Terzo incontro del corso di Storia dell’Arte del ’900.
Venerdì 6 dicembre, Francesco Guzzetti parla su
Il dilemma del classico. Mario Sironi e l’astrattismo. Due casi alternativi nella concezione della classicità: Sironi e gli astrattisti milanesi degli anni Trenta.
Abstract. Uno degli aspetti cruciali per comprendere l’operato degli artisti è il loro rapporto con la tradizione, con il passato che li ha preceduti. Per molti di loro il riferimento principale nel XX secolo è la tradizione classica, quel mondo antico inteso come bacino della civiltà e delle sue forme più alte di pensiero e rappresentazione: è il grande mito dell’Italia degli anni Trenta, favorito dalle numerose committenze del regime fascista in ambito architettonico e figurativo.

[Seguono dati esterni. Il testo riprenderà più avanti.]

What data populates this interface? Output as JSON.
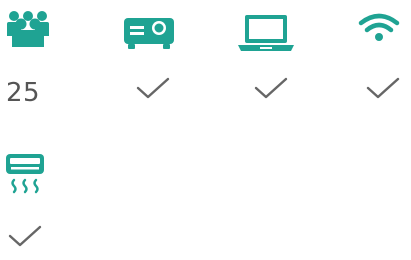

Mario Sironi di questo mito è tra i principali interpreti: le committenze pubbliche e l’aspirazione all’arte murale sono i parametri entro cui si costruisce la sua poetica, volta a recuperare, dell’antico, uno spirito tragico tradotto in forme potenti. Ma nella stessa città di Sironi, Milano, addirittura nella stessa galleria in cui vende il pittore, Il Milione, un gruppo di artisti si muove attorno a ricerche di taglio internazionale: astrattisti, di cui Fausto Melotti è l’interprete in scultura, per i quali il vero classicismo moderno, realmente penetrato nel suo spirito mediterraneo, è l’astrazione, e i suoi valori di geometria, simmetria, ordine.
Due filoni, due alternative, due risposte a una domanda che pare definire un intero decennio: quale presente (e quale futuro) per il classico?